Both deductible IRAs and Roth IRAs have income thresholds that govern who can make qualified contributions to the accounts.
"If it is deductible, you take (the amount of the contribution) off your income. The disadvantage is that when it comes out, you have to pay tax on it," says CFP professional Herbert Hopwood, CFA, president of Hopwood Financial Services in Great Falls, Virginia.
Contributions to Roth IRAs are made after taxes are paid, so there is no deduction. Instead the contribution grows tax-free.
"There aren't many things in life that are free, but the idea is that you put money in and as long as you wait until 59 1/2 years, all of the earnings come out tax-free. That is a huge benefit, especially when someone is young, because the money could compound and it could be worth 10 times what they put in or more," Hopwood says.
When should I start?
Start contributing to an IRA in the womb if possible, if you're able to verify income. Failing that, start as soon as you get your first job. If that ship has long sailed, start now.
"If you started at 20, contributing every year -- and the old limit was $2,000 -- and then you stopped at age 30, at 60 you would have more money than someone who started at 30 and contributed regularly for 30 years," Hopwood says.
Where do I get an IRA?
IRAs can be opened at most financial services providers, online or in person. That includes local banks and credit unions, brokerage firms and big mutual fund superstores or discount brokerages.
Though there are advantages and disadvantages to service providers, newbies should look for ample resources made available to investors, such as online educational materials and in-person guidance.
"Leverage that resource to the high heavens," says Xavier Epps, CEO and founder of XNE Financial Advising in northern Virginia.
Questions to ask providers:
- What are the fees for the account?
- What kind of guidance or advice is available? How much does it cost? How are advisers paid?
- What types of investments can be held in the account?
- What are the trading costs?
How should I invest?
Investing is typically a big hurdle for retirement savers. It can be a daunting and bewildering topic and takes a lot of homework to get up to speed.
That being said, it must be done.
"Pick investments. ... You have to invest the money," says Hopwood.
Ideally, those with a long time until retirement will invest in the stock market.
"Don't be afraid to take risks early in your career. A lot of younger people are risk-averse and it doesn't work in their best interest," says Armstrong.
Investors with 10 or more years until retirement can afford to put the pedal to the metal and go for the high returns offered by the stock market rather than playing it safe with certificates of deposit and Treasury bonds: You can't lose money in very safe investments, but you can't earn much either.
The easiest solution to the investing dilemma? Go with a total market index fund to get the ball rolling.

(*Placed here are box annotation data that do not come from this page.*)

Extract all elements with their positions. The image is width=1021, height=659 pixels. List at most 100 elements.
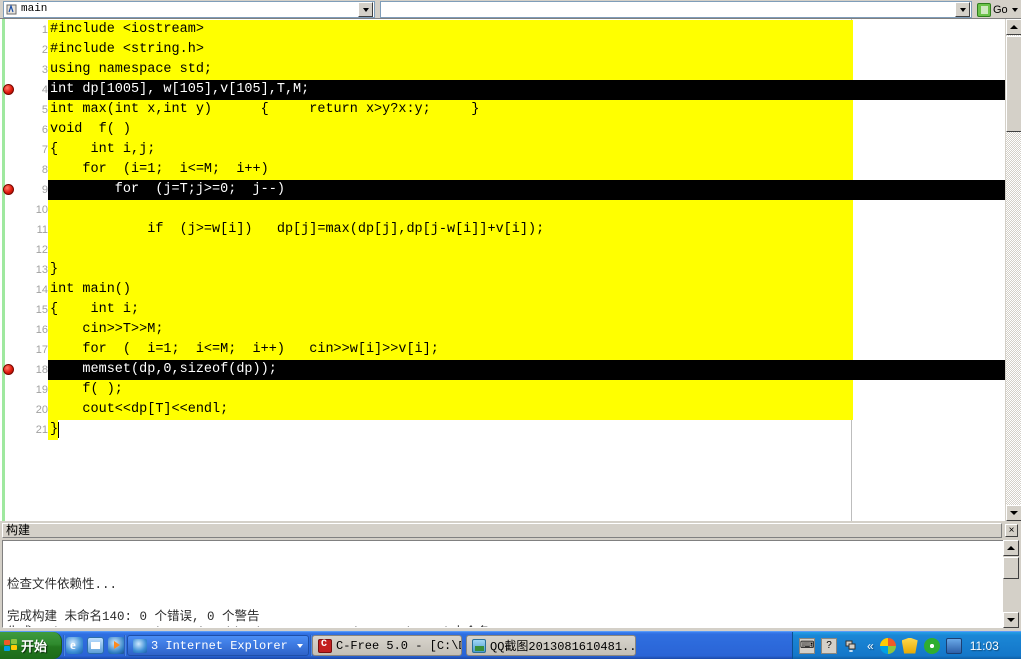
c-free-ide-window: main Go 1 #include <iostream> 2 #include <s… — [0, 0, 1021, 659]
media-player-icon[interactable] — [108, 637, 125, 654]
code-line-highlight — [48, 200, 853, 220]
ie-icon — [133, 638, 147, 653]
shield-icon[interactable] — [901, 637, 918, 654]
keyboard-icon[interactable]: ⌨ — [799, 637, 815, 654]
qq-capture-icon — [472, 638, 486, 653]
green-star-icon[interactable] — [923, 637, 940, 654]
breakpoint-icon[interactable] — [3, 364, 14, 375]
line-number: 21 — [35, 424, 48, 436]
mail-icon[interactable] — [87, 637, 104, 654]
scope-combobox[interactable]: main — [3, 1, 375, 18]
taskbar-button-label: QQ截图2013081610481... — [490, 640, 636, 654]
ie-icon[interactable] — [66, 637, 83, 654]
line-number: 17 — [35, 344, 48, 356]
chevron-down-icon[interactable] — [955, 2, 970, 17]
chevron-down-icon[interactable] — [358, 2, 373, 17]
taskbar-button-qq-capture[interactable]: QQ截图2013081610481... — [466, 635, 636, 656]
code-line[interactable]: f( ); — [50, 380, 123, 400]
code-line-highlight — [48, 300, 853, 320]
blue-app-icon[interactable] — [945, 637, 962, 654]
build-output-line: 检查文件依赖性... — [7, 578, 118, 592]
code-line[interactable]: using namespace std; — [50, 60, 212, 80]
chevron-down-icon[interactable] — [297, 643, 303, 648]
code-line-highlight — [48, 140, 853, 160]
code-line[interactable]: memset(dp,0,sizeof(dp)); — [50, 360, 276, 380]
code-line-highlight — [48, 240, 853, 260]
code-line[interactable]: void f( ) — [50, 120, 131, 140]
code-line-highlight — [48, 260, 853, 280]
code-line[interactable]: int max(int x,int y) { return x>y?x:y; } — [50, 100, 479, 120]
start-button[interactable]: 开始 — [0, 632, 62, 659]
scroll-down-button[interactable] — [1006, 505, 1021, 521]
line-number: 4 — [41, 84, 48, 96]
line-number: 6 — [41, 124, 48, 136]
line-number: 7 — [41, 144, 48, 156]
code-line[interactable]: if (j>=w[i]) dp[j]=max(dp[j],dp[j-w[i]]+… — [50, 220, 544, 240]
output-vertical-scrollbar[interactable] — [1003, 540, 1019, 628]
code-line[interactable]: { int i,j; — [50, 140, 155, 160]
editor-vertical-scrollbar[interactable] — [1005, 19, 1021, 521]
code-line[interactable]: int dp[1005], w[105],v[105],T,M; — [50, 80, 309, 100]
system-tray: ⌨ ? « 11:03 — [792, 632, 1021, 659]
build-output-line: 生成 C:\Documents and Settings\k01\My Docu… — [7, 625, 542, 627]
line-number: 14 — [35, 284, 48, 296]
network-icon[interactable] — [843, 638, 859, 654]
taskbar-divider — [63, 635, 65, 656]
chevron-down-icon[interactable] — [1011, 7, 1018, 12]
go-button-label: Go — [993, 3, 1008, 16]
output-scroll-thumb[interactable] — [1003, 557, 1019, 579]
code-line[interactable]: for (i=1; i<=M; i++) — [50, 160, 268, 180]
line-number: 5 — [41, 104, 48, 116]
taskbar-button-label: 3 Internet Explorer — [151, 638, 288, 653]
code-line-highlight — [48, 380, 853, 400]
build-output-line: 完成构建 未命名140: 0 个错误, 0 个警告 — [7, 610, 260, 624]
output-scroll-down-button[interactable] — [1003, 612, 1019, 628]
line-number: 12 — [35, 244, 48, 256]
line-number: 9 — [41, 184, 48, 196]
taskbar-button-label: C-Free 5.0 - [C:\Do... — [336, 638, 461, 653]
flower-icon[interactable] — [879, 637, 896, 654]
build-output-pane: 构建 × 检查文件依赖性... 完成构建 未命名140: 0 个错误, 0 个警告… — [0, 521, 1021, 631]
help-icon[interactable]: ? — [821, 637, 837, 654]
navigation-toolbar: main Go — [0, 0, 1021, 19]
code-line[interactable]: { int i; — [50, 300, 139, 320]
taskbar-button-ie-group[interactable]: 3 Internet Explorer — [127, 635, 309, 656]
go-button[interactable]: Go — [977, 1, 1019, 18]
code-text-area[interactable]: 1 #include <iostream> 2 #include <string.h>… — [0, 19, 1005, 521]
code-line[interactable]: cout<<dp[T]<<endl; — [50, 400, 228, 420]
code-line[interactable]: for ( i=1; i<=M; i++) cin>>w[i]>>v[i]; — [50, 340, 438, 360]
code-editor[interactable]: 1 #include <iostream> 2 #include <string.h>… — [0, 19, 1021, 521]
line-number: 10 — [35, 204, 48, 216]
code-line-highlight — [48, 320, 853, 340]
output-scroll-up-button[interactable] — [1003, 540, 1019, 556]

A total market index fund offers instant diversity, which mitigates many of the risks inherent in the market such as specific company risk or geographic risk. Those risks crop up when just one or two companies account for most of a portfolio -- or even just one country.
"You still have market risk and you have to suck it up. You'll be paid handsomely for the aggravation of watching your account fluctuate," says Armstrong. "Better off not to watch it. Just have faith."
Consistent saving coupled with a reasonable rate of return over a long period of time could put you in the millionaires' club. At the very least, it will help you pay the bills in retirement.